Assurance Auto : La nouvelle procédure véhicules endommagés coûtera plusieurs millions d’euros aux assureurs

C’est maintenant sûr, les automobilistes, un temps inquiet par la procédure VE qui entrera en vigueur au 1er juin, peuvent se respirer. Les assureurs entendent bien ne pas les laisser payer seuls les expertises imposées, malgré un coût estimé à « plusieurs millions d’euros » selon Bertrand Guérinon, Directeur du pôle auto Covéa AIS.
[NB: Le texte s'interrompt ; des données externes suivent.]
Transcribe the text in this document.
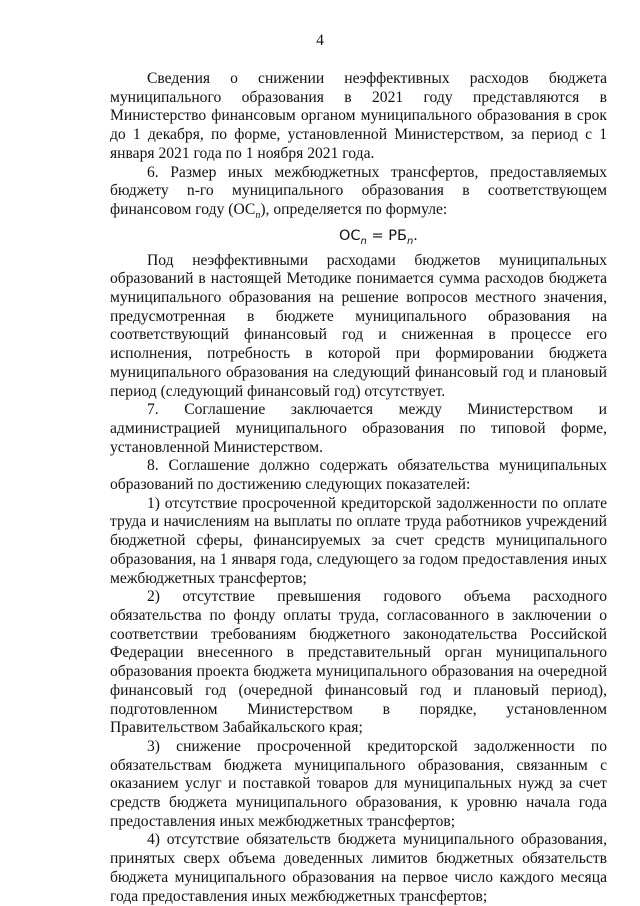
4

Сведения о снижении неэффективных расходов бюджета муниципального образования в 2021 году представляются в Министерство финансовым органом муниципального образования в срок до 1 декабря, по форме, установленной Министерством, за период с 1 января 2021 года по 1 ноября 2021 года.

6. Размер иных межбюджетных трансфертов, предоставляемых бюджету n-го муниципального образования в соответствующем финансовом году $(ОС_n)$, определяется по формуле:

$ОС_n = РБ_n$.

Под неэффективными расходами бюджетов муниципальных образований в настоящей Методике понимается сумма расходов бюджета муниципального образования на решение вопросов местного значения, предусмотренная в бюджете муниципального образования на соответствующий финансовый год и сниженная в процессе его исполнения, потребность в которой при формировании бюджета муниципального образования на следующий финансовый год и плановый период (следующий финансовый год) отсутствует.

7. Соглашение заключается между Министерством и администрацией муниципального образования по типовой форме, установленной Министерством.

8. Соглашение должно содержать обязательства муниципальных образований по достижению следующих показателей:

1) отсутствие просроченной кредиторской задолженности по оплате труда и начислениям на выплаты по оплате труда работников учреждений бюджетной сферы, финансируемых за счет средств муниципального образования, на 1 января года, следующего за годом предоставления иных межбюджетных трансфертов;

2) отсутствие превышения годового объема расходного обязательства по фонду оплаты труда, согласованного в заключении о соответствии требованиям бюджетного законодательства Российской Федерации внесенного в представительный орган муниципального образования проекта бюджета муниципального образования на очередной финансовый год (очередной финансовый год и плановый период), подготовленном Министерством в порядке, установленном Правительством Забайкальского края;

3) снижение просроченной кредиторской задолженности по обязательствам бюджета муниципального образования, связанным с оказанием услуг и поставкой товаров для муниципальных нужд за счет средств бюджета муниципального образования, к уровню начала года предоставления иных межбюджетных трансфертов;

4) отсутствие обязательств бюджета муниципального образования, принятых сверх объема доведенных лимитов бюджетных обязательств бюджета муниципального образования на первое число каждого месяца года предоставления иных межбюджетных трансфертов;
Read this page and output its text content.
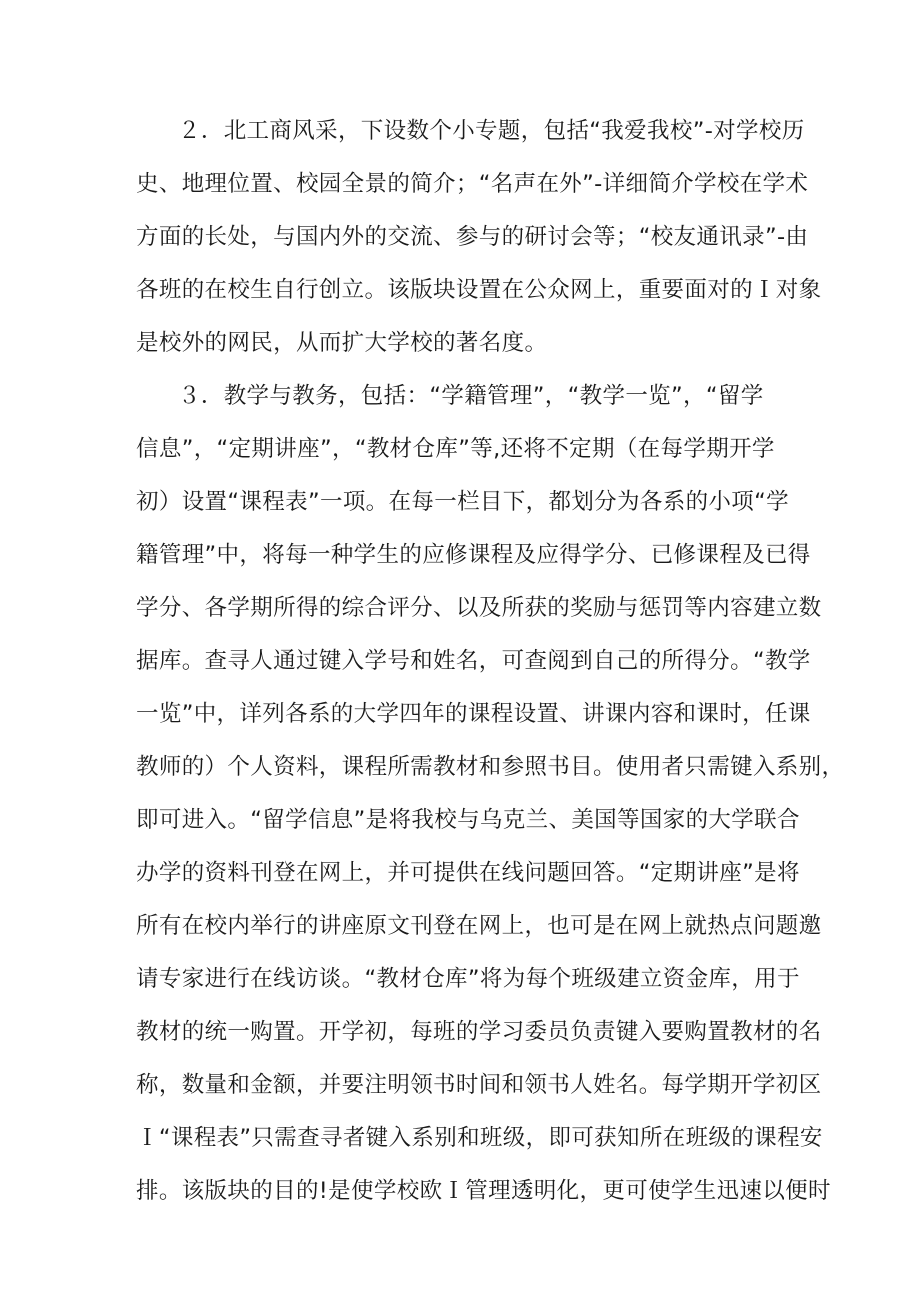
２．北工商风采，下设数个小专题，包括“我爱我校”-对学校历
史、地理位置、校园全景的简介；“名声在外”-详细简介学校在学术
方面的长处，与国内外的交流、参与的研讨会等；“校友通讯录”-由
各班的在校生自行创立。该版块设置在公众网上，重要面对的Ｉ对象
是校外的网民，从而扩大学校的著名度。
３．教学与教务，包括：“学籍管理”，“教学一览”，“留学
信息”，“定期讲座”，“教材仓库”等,还将不定期（在每学期开学
初）设置“课程表”一项。在每一栏目下，都划分为各系的小项“学
籍管理”中，将每一种学生的应修课程及应得学分、已修课程及已得
学分、各学期所得的综合评分、以及所获的奖励与惩罚等内容建立数
据库。查寻人通过键入学号和姓名，可查阅到自己的所得分。“教学
一览”中，详列各系的大学四年的课程设置、讲课内容和课时，任课
教师的）个人资料，课程所需教材和参照书目。使用者只需键入系别，
即可进入。“留学信息”是将我校与乌克兰、美国等国家的大学联合
办学的资料刊登在网上，并可提供在线问题回答。“定期讲座”是将
所有在校内举行的讲座原文刊登在网上，也可是在网上就热点问题邀
请专家进行在线访谈。“教材仓库”将为每个班级建立资金库，用于
教材的统一购置。开学初，每班的学习委员负责键入要购置教材的名
称，数量和金额，并要注明领书时间和领书人姓名。每学期开学初区
Ｉ“课程表”只需查寻者键入系别和班级，即可获知所在班级的课程安
排。该版块的目的!是使学校欧Ｉ管理透明化，更可使学生迅速以便时
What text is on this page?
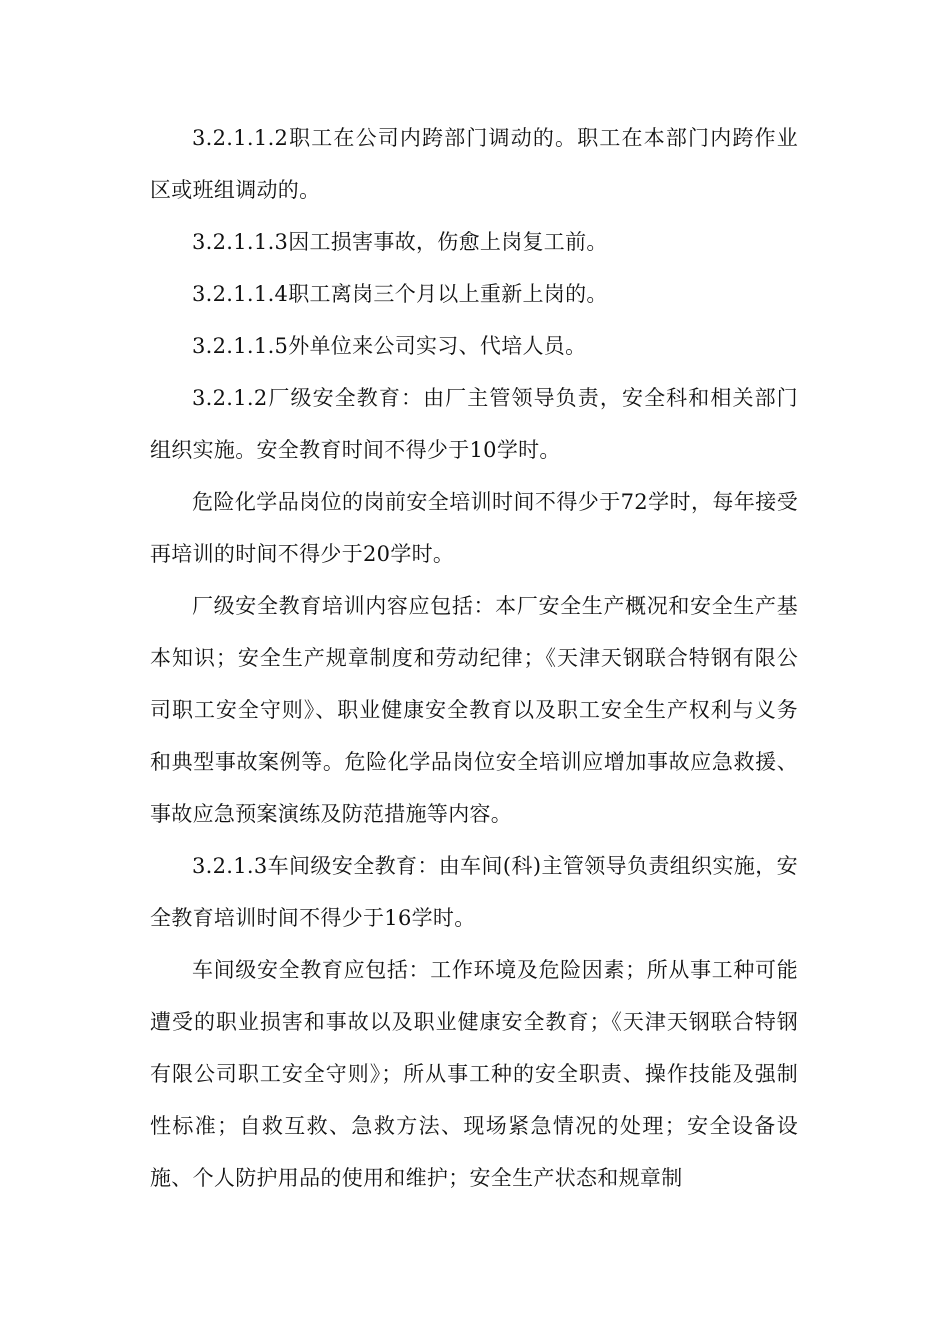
3.2.1.1.2职工在公司内跨部门调动的。职工在本部门内跨作业区或班组调动的。

3.2.1.1.3因工损害事故，伤愈上岗复工前。

3.2.1.1.4职工离岗三个月以上重新上岗的。

3.2.1.1.5外单位来公司实习、代培人员。

3.2.1.2厂级安全教育：由厂主管领导负责，安全科和相关部门组织实施。安全教育时间不得少于10学时。

危险化学品岗位的岗前安全培训时间不得少于72学时，每年接受再培训的时间不得少于20学时。

厂级安全教育培训内容应包括：本厂安全生产概况和安全生产基本知识；安全生产规章制度和劳动纪律；《天津天钢联合特钢有限公司职工安全守则》、职业健康安全教育以及职工安全生产权利与义务和典型事故案例等。危险化学品岗位安全培训应增加事故应急救援、事故应急预案演练及防范措施等内容。

3.2.1.3车间级安全教育：由车间(科)主管领导负责组织实施，安全教育培训时间不得少于16学时。

车间级安全教育应包括：工作环境及危险因素；所从事工种可能遭受的职业损害和事故以及职业健康安全教育；《天津天钢联合特钢有限公司职工安全守则》；所从事工种的安全职责、操作技能及强制性标准；自救互救、急救方法、现场紧急情况的处理；安全设备设施、个人防护用品的使用和维护；安全生产状态和规章制
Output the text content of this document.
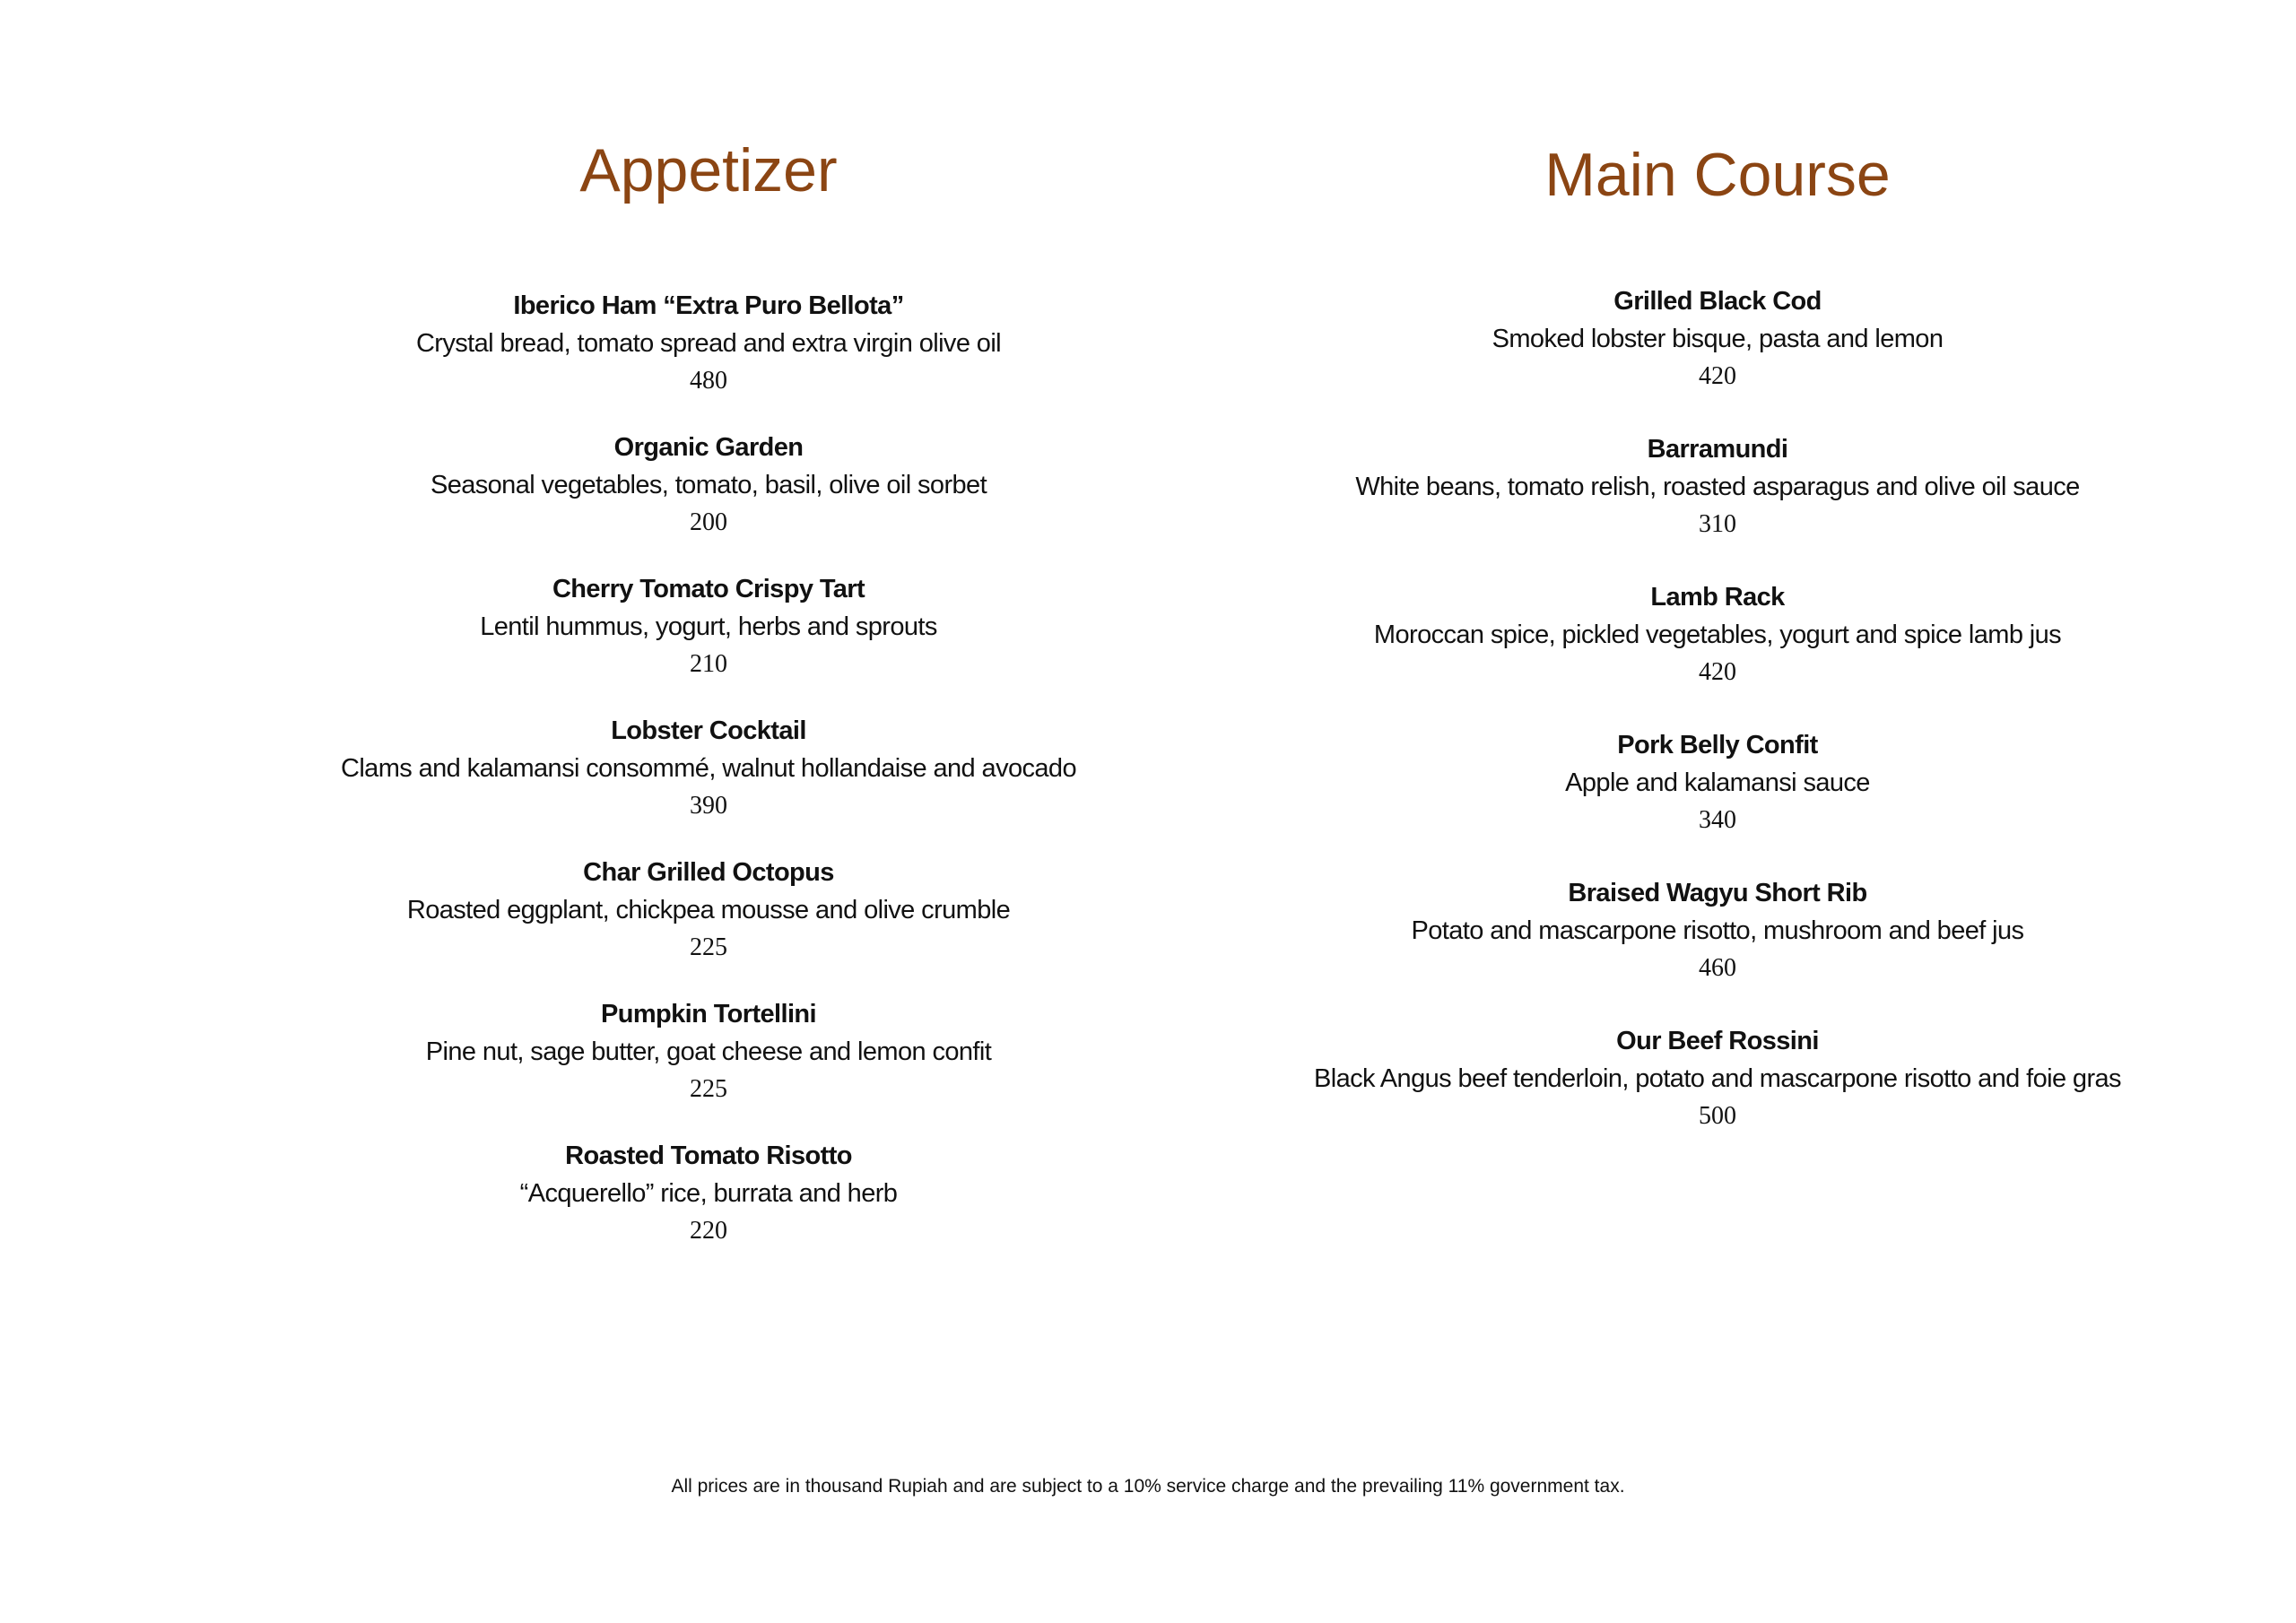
Appetizer
Iberico Ham “Extra Puro Bellota”
Crystal bread, tomato spread and extra virgin olive oil
480
Organic Garden
Seasonal vegetables, tomato, basil, olive oil sorbet
200
Cherry Tomato Crispy Tart
Lentil hummus, yogurt, herbs and sprouts
210
Lobster Cocktail
Clams and kalamansi consommé, walnut hollandaise and avocado
390
Char Grilled Octopus
Roasted eggplant, chickpea mousse and olive crumble
225
Pumpkin Tortellini
Pine nut, sage butter, goat cheese and lemon confit
225
Roasted Tomato Risotto
“Acquerello” rice, burrata and herb
220
Main Course
Grilled Black Cod
Smoked lobster bisque, pasta and lemon
420
Barramundi
White beans, tomato relish, roasted asparagus and olive oil sauce
310
Lamb Rack
Moroccan spice, pickled vegetables, yogurt and spice lamb jus
420
Pork Belly Confit
Apple and kalamansi sauce
340
Braised Wagyu Short Rib
Potato and mascarpone risotto, mushroom and beef jus
460
Our Beef Rossini
Black Angus beef tenderloin, potato and mascarpone risotto and foie gras
500
All prices are in thousand Rupiah and are subject to a 10% service charge and the prevailing 11% government tax.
Les précisions arrivent peu à peu. Oui, les assureurs vont prendre en charge les expertises initiées par la procédure VE. La plupart en tout cas. Car pour le moment, tout reste assez flou. Certains parviennent à donner une réponse, d’autres semblent encore en plein questionnement. Mais on n’imagine mal l’ensemble des acteurs de la profession se désaccorder sur un point aussi sensible auprès de l’opinion publique.

« Cette mesure ne concerne que les véhicules accidentés, soit 10 à 15% des véhicules assurés sur une année » rappelle Bertrand Guérinon, directeur du pôle auto chez Covéa AIS, l’entité de gestion de sinistre des assureurs MAAF, MMA et GMF. Malgré un prix allégé par les discussions entre les pouvoirs publics et les assureurs, « nous estimons le montant moyen de la procédure à 200 euros » contre 300 euros annoncés précédemment, lorsque la procédure prévoyait un nouveau contrôle technique systématique, ainsi que l’envoi de la carte grise en préfecture en recommandé et le changement de plaque d’immatriculation par l’assuré. « Le coût de la procédure a […] été réduit mais il reste significatif » pour les experts d’AXA.
« Nous estimons le coût pour les compagnies d’assurances à quelques millions d’euros » précise M. Guérinon.

Etes-vous couverts pour la procédure VE ?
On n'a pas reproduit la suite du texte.